American minister and educator

Joseph Smith (1736–1792) was a prominent Presbyterian minister in Western Pennsylvania. He is one of the founders of Washington & Jefferson College.

==Biography==
===Early life===
Smith was born in Cecil County, Maryland, not far from the modern location of the Conowingo Dam. He graduated from the College of New Jersey (now Princeton University) in 1764 at the relatively mature age of 28. He was "tall, blond, slender, and had piercing eyes" and was "emotional to a degree we do not usually associate with Englishmen."

===Career===
He was first licensed to preach by New Castle Presbytery and accepted a call in Brandywine, Pennsylvania. He and his family moved west to Cross Creek in what is now Washington County, Pennsylvania. There, he built a home and a log school called "The Study," where he taught.

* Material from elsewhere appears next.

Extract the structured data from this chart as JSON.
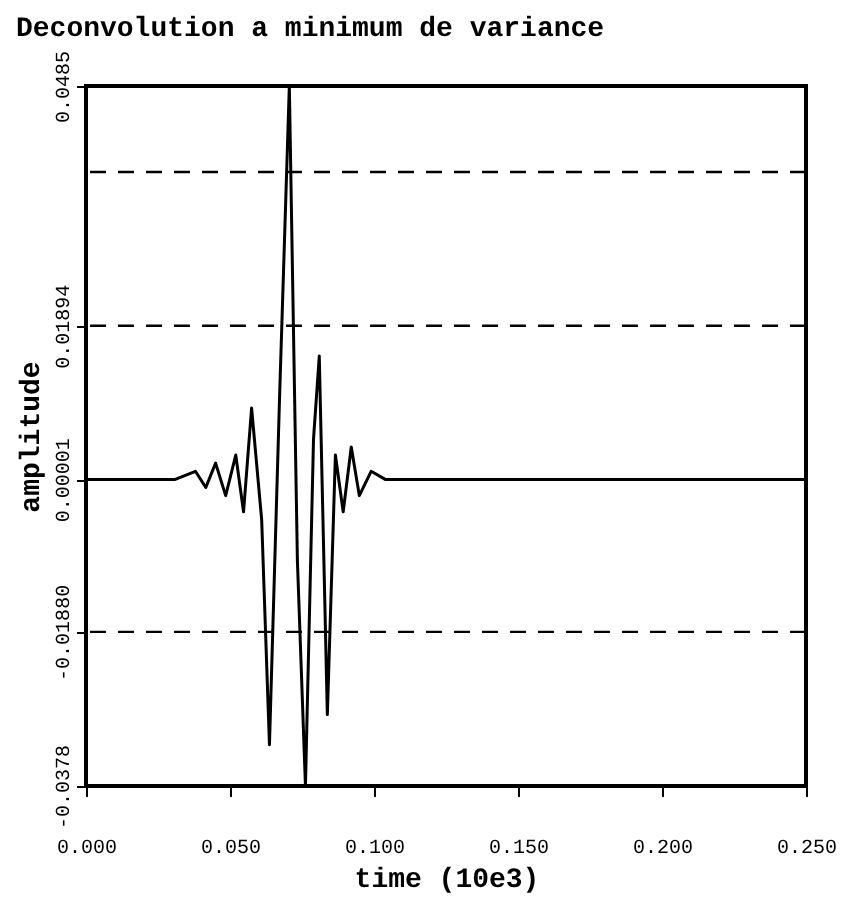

Smith was known as a "firery and eloquent speaker" and held days-long revivals on the high plateau at Upper Buffalo. He loved reading religious materials in the original language: The Old Testament in Hebrew, the New Testament in Greek, Edward Leigh's Critica Sacra, and Pool's Synopsis. It was said that he kept a cloak at the foot of his bed for use when he would spontaneously rise to pray in his bitterly cold room in the middle of the night.